Linas Kleiza/Sonny Weems/James Johnson/Julian Wright/Alan Anderson/Rasual Butler

To replace Turkoglu, the Raptors threw a four-year, $20-million offer sheet at Denver Nuggets bench player, Linas Kleiza. Kleiza, however, wasn’t able to lock-down the starting spot, and the team bounced around for the next two seasons trying several different options at the small forward spot. There is no great curse story that applies to any one of these options, merely that, taken in total, they were so painfully mediocre that one could be convinced that the next guy could be an improvement over this group.

Landry Fields

In an attempt to secure the last years of Steve Nash’s career, Bryan Colangelo attempted to handcuff New York’s cap space by inking Landry Fields to a rich offer sheet. Well, Nash went to the Lakers, New York didn’t match Toronto’s offer, and Fields became a Raptors. Unfortunately, Fields also had nerve damage in his right arm, and multiple surgeries were never able to correct it. Like Murray and Garbajosa before him, Fields’ career was effectively over after being hit by the McGrady curse.

Rudy Gay

This was Colangelo’s “Jalen Rose trade” – his Hail Mary to save his job in Toronto. He threw all of the chips that he had into a pseudo-star that clashed stylistically with DeMar DeRozan and Kyle Lowry. All three were ball-dominant players, and they never meshed on the court. Gay never shot better than 42% as a member of the Raptors, and his 17.6 shot attempts per game were far better distributed elsewhere on the roster. When Gay arrived, he was also making more than the next two highest-paid Raptors combined ($16.5-million versus $10-million for Andrea Bargnani and $6.3-million for Landry Fields). When Masai Ujiri was brought in that offseason to replace Colangelo, one of his first orders of business was to get out from under that burdensome contract.

DeMarre Carroll

So, as you can see, Carroll is just the latest member of a coterie of players that have made up Toronto’s cursed position. He was lavished with a rich contract to act as the 3-and-D counterpart to DeMar DeRozan on the wing, but his nagging injury issues prevented him from ever replicating his breakout year in Atlanta. Also, his four-year, $60-million contract was signed (like many were over the previous two offseasons) under the presumption that the salary cap would grow far larger than it actually did. Once the Raptors paid DeMar DeRozan and Kyle Lowry, Carroll became a cap burden that was preventing the team from improving, and it took two draft picks to unload him.

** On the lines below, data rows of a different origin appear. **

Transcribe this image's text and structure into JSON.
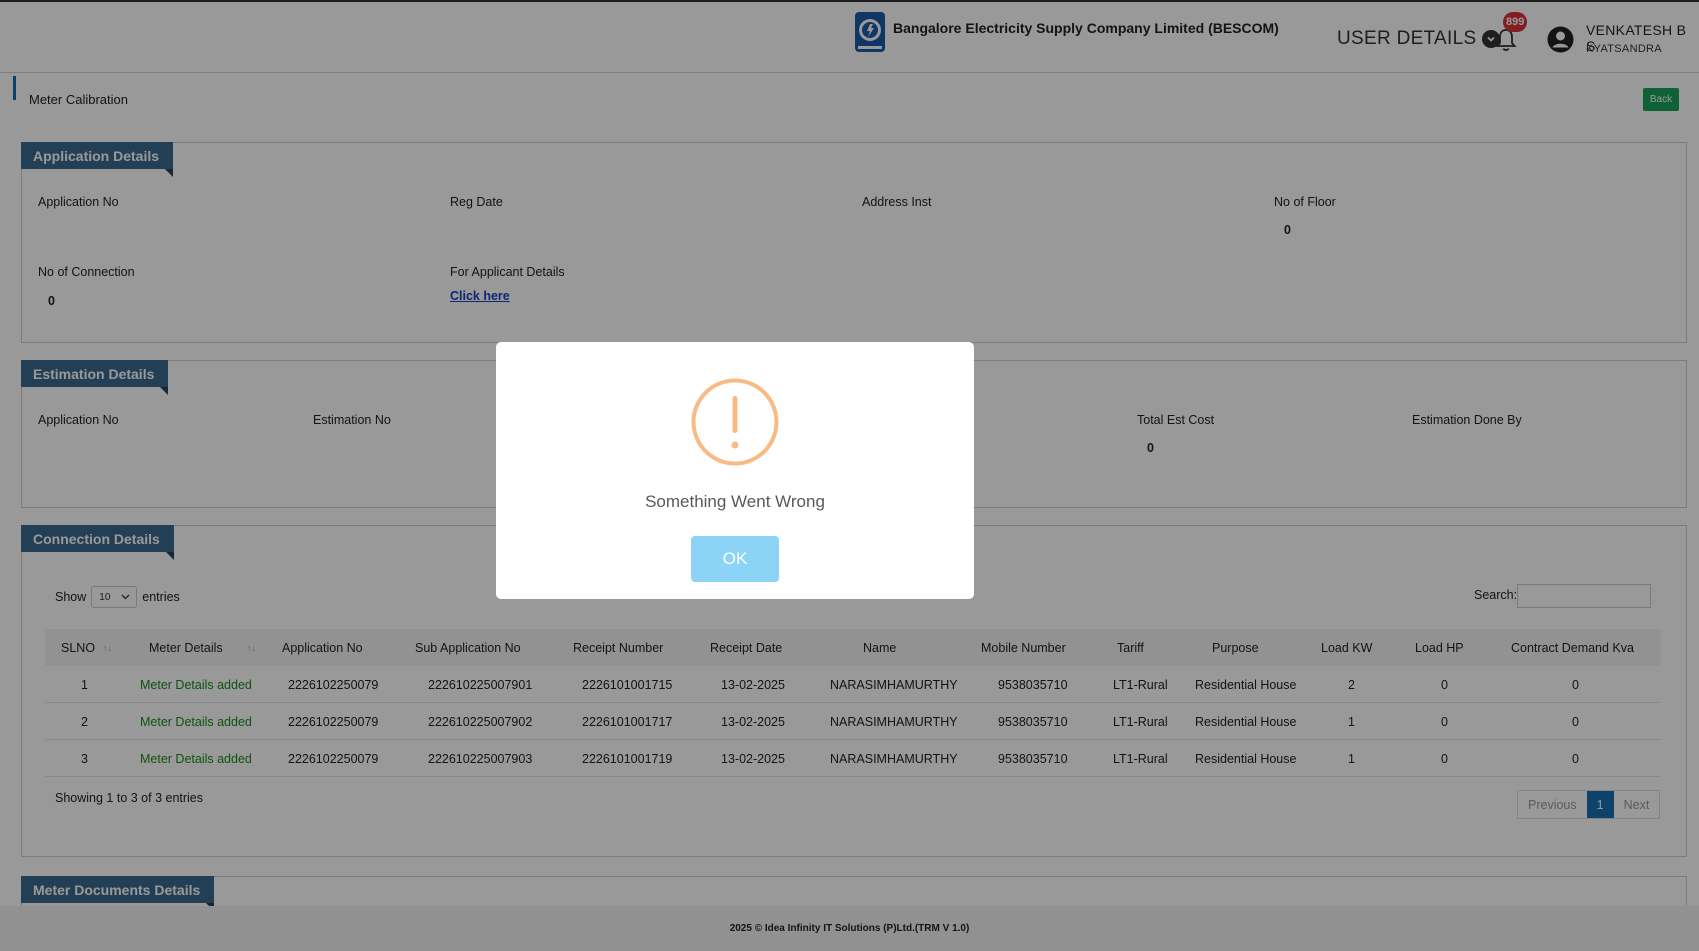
{
  "header": {
    "company": "Bangalore Electricity Supply Company Limited (BESCOM)",
    "user_details_label": "USER DETAILS",
    "notification_count": "899",
    "user_name": "VENKATESH B S",
    "user_location": "KYATSANDRA"
  },
  "page": {
    "title": "Meter Calibration",
    "back_label": "Back"
  },
  "application": {
    "section_title": "Application Details",
    "app_no_label": "Application No",
    "reg_date_label": "Reg Date",
    "address_label": "Address Inst",
    "floor_label": "No of Floor",
    "floor_value": "0",
    "conn_label": "No of Connection",
    "conn_value": "0",
    "applicant_label": "For Applicant Details",
    "applicant_link": "Click here"
  },
  "estimation": {
    "section_title": "Estimation Details",
    "app_no_label": "Application No",
    "est_no_label": "Estimation No",
    "total_label": "Total Est Cost",
    "total_value": "0",
    "done_by_label": "Estimation Done By"
  },
  "connection": {
    "section_title": "Connection Details",
    "show_label": "Show",
    "page_size": "10",
    "entries_label": "entries",
    "search_label": "Search:",
    "columns": [
      "SLNO",
      "Meter Details",
      "Application No",
      "Sub Application No",
      "Receipt Number",
      "Receipt Date",
      "Name",
      "Mobile Number",
      "Tariff",
      "Purpose",
      "Load KW",
      "Load HP",
      "Contract Demand Kva"
    ],
    "rows": [
      [
        "1",
        "Meter Details added",
        "2226102250079",
        "222610225007901",
        "2226101001715",
        "13-02-2025",
        "NARASIMHAMURTHY",
        "9538035710",
        "LT1-Rural",
        "Residential House",
        "2",
        "0",
        "0"
      ],
      [
        "2",
        "Meter Details added",
        "2226102250079",
        "222610225007902",
        "2226101001717",
        "13-02-2025",
        "NARASIMHAMURTHY",
        "9538035710",
        "LT1-Rural",
        "Residential House",
        "1",
        "0",
        "0"
      ],
      [
        "3",
        "Meter Details added",
        "2226102250079",
        "222610225007903",
        "2226101001719",
        "13-02-2025",
        "NARASIMHAMURTHY",
        "9538035710",
        "LT1-Rural",
        "Residential House",
        "1",
        "0",
        "0"
      ]
    ],
    "info": "Showing 1 to 3 of 3 entries",
    "pager": {
      "prev": "Previous",
      "current": "1",
      "next": "Next"
    }
  },
  "documents": {
    "section_title": "Meter Documents Details"
  },
  "footer": {
    "text": "2025 © Idea Infinity IT Solutions (P)Ltd.(TRM V 1.0)"
  },
  "modal": {
    "message": "Something Went Wrong",
    "ok_label": "OK"
  },
  "colors": {
    "section_tab": "#3b6a8f",
    "back_button": "#1aa35a",
    "ok_button": "#8cd4f5",
    "warning": "#f8bb86"
  },
  "icons": [
    "bescom-logo-icon",
    "chevron-down-circle-icon",
    "bell-icon",
    "user-avatar-icon",
    "warning-icon"
  ]
}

There are two names conspicuously absent from this list, and that’s Morris Peterson and Terrence Ross. The thing is, neither one was brought in with the expectation that they would solve the team’s small forward problem, like so many others on this list were. Instead, these draftees were the ones left to clean up after all of these mistakes. They were the ones conscripted into duty when it served the needs of the team, when one of these ‘saviors’ proved to be unable to live up to their expectations. Both did yeoman’s work to fill-in while never actually being trusted to handle the position full-time, and so both were effectively spared from the curse. Look for Norman Powell to join their ranks.

So, looking at the names on this list, it’s hard to come to any other conclusion than McGrady cursed his position on his way out of town. From grizzly injuries to cap-crippling trades to plain ol’ ineffective play, Toronto’s small forward position has been a mess ever since McGrady bolted for Orlando. If you have any decency in your heart, you will say a prayer for whatever man is pushed into this position next, because he’s about to see his career hit a brick wall as Toronto’s starting small forward.